Generally speaking, the further you can cast, the more water you cover, the longer your fly is in the water and, all other items being equal, this theoretically should transfer in to more fish being caught.
If you can cast 65-70'+, which is a reasonably attainable distance for most fly fishers using good rods and fly lines, you should do just fine. If you can cast further, even better, but those distances should suffice.
IMHO, a fast action 6 weight, equipped with a quality reel with a good drag, will work for 90+% of the fishing you can do in the Sound. A 7 weight is considered by some to be a good choice, because it casts better in windy conditions and can also work for the larger salmon that are available in the fall (though it's still on the small side), but the 7 weight is a little too much rod (again, in my opinion) for resident coho and searun cutts. A buddy of mine was a 7 weight advocate, but he moved down to a 6 weight. I have several 6 weights that are my salt only sticks, with the 8 weights used in the fall.
There are many other factors that affect your fishing success, like good hooks, good hook setting abilities, etc. But those are other topics.
And a stripping basket will help too ...provided you are beach fishing which I assumed you were asking about. The stripping basket will allow you to shoot much more line than line laying in water trying to overcome the surface friction/current/seaweed/your legs, etc. You can make your own or buy inexpensive ones...you'll be glad you did!!!
For salmon fishing distance is king. That said most strikes happen close to shore. Silvers tend to follow a while before they take. I use a 10' 7 wt for most fishing but pull out the 9 wt in October for the bigger ocean silvers and chum. Often times I find the need for the 9 wt when the cursed winds are blowing.

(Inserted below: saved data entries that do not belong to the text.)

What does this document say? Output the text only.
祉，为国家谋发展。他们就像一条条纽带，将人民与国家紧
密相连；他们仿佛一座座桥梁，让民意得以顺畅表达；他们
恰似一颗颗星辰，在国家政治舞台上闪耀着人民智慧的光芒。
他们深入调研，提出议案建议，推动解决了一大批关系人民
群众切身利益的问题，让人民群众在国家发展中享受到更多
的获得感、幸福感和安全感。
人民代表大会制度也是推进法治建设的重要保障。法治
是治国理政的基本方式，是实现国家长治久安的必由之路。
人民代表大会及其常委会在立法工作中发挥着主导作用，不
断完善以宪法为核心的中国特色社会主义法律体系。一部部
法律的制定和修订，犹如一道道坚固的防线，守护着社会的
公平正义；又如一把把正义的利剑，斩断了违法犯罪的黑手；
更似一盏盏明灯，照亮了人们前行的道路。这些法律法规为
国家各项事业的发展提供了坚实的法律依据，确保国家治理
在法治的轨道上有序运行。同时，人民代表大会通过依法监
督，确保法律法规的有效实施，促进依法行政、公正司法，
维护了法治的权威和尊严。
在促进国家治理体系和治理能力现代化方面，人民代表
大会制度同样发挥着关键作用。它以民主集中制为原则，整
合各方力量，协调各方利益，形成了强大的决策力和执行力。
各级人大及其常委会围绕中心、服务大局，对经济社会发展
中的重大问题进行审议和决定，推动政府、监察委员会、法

I use a 6wt for searun cutthroat and a 8wt for salmon.
For cutthroat you don't really need big distance beacause most of them are within 20 to 30 feet from the shore.
However for salmon you want as much distance as you can possible get. With this in mind, my 8wt is setup with a shooting head line to maximze the distance. I can get 60 to 70 feet with this setup which works pretty well. I wish I could get it out further, but I probably need to take a lesson to get there.
distance is a very good thing so long as you have learned how to stay in 'touch' with your fly.
slack, bellies, wave action, current flows will all interact with your fly. you should be tempering your casting distance with your ability to control your presentations. big distance casters are using a short, heavy shooting head with a running line made for this purpose. 100-150' casts are not that uncommon.
BUTT, ask yourself if the areas you fish warrant this sort of distance and then think about how you might be able to stay in touch with that fly.
you can't have one without the other and be successful.
Yup, that's all I ever do.
The MORAL...if there is one...is that SRC are most always (and salmon quite often) very close to the beach. While longer casts will do all of the things you mentioned, they usually aren't needed to actually reach water that holds fish.
Porter speaks the truth. A stripping basket is invaluable.
LL Bean offers one for $20 that is an incredible value.
On that note... I have the LL Bean stripping basket and think it's great. It's contoured, has a nice belt, great tits. However it seems to me that there is something else at work here. Numerous posts and books seem to indicate that the "real man" builds his own and if you spent more than a buck doing so, you're a loser. Just my perspective but I thought $20 was a decent price. Something like the $15 golf umbrella, one of the only bargains out there. Flame on!
I built my own but it cost a whole $5.00, so I can't figure out if I'm a loser or not? :rofl: .
By the way, iagree the LL Bean basket is a great value.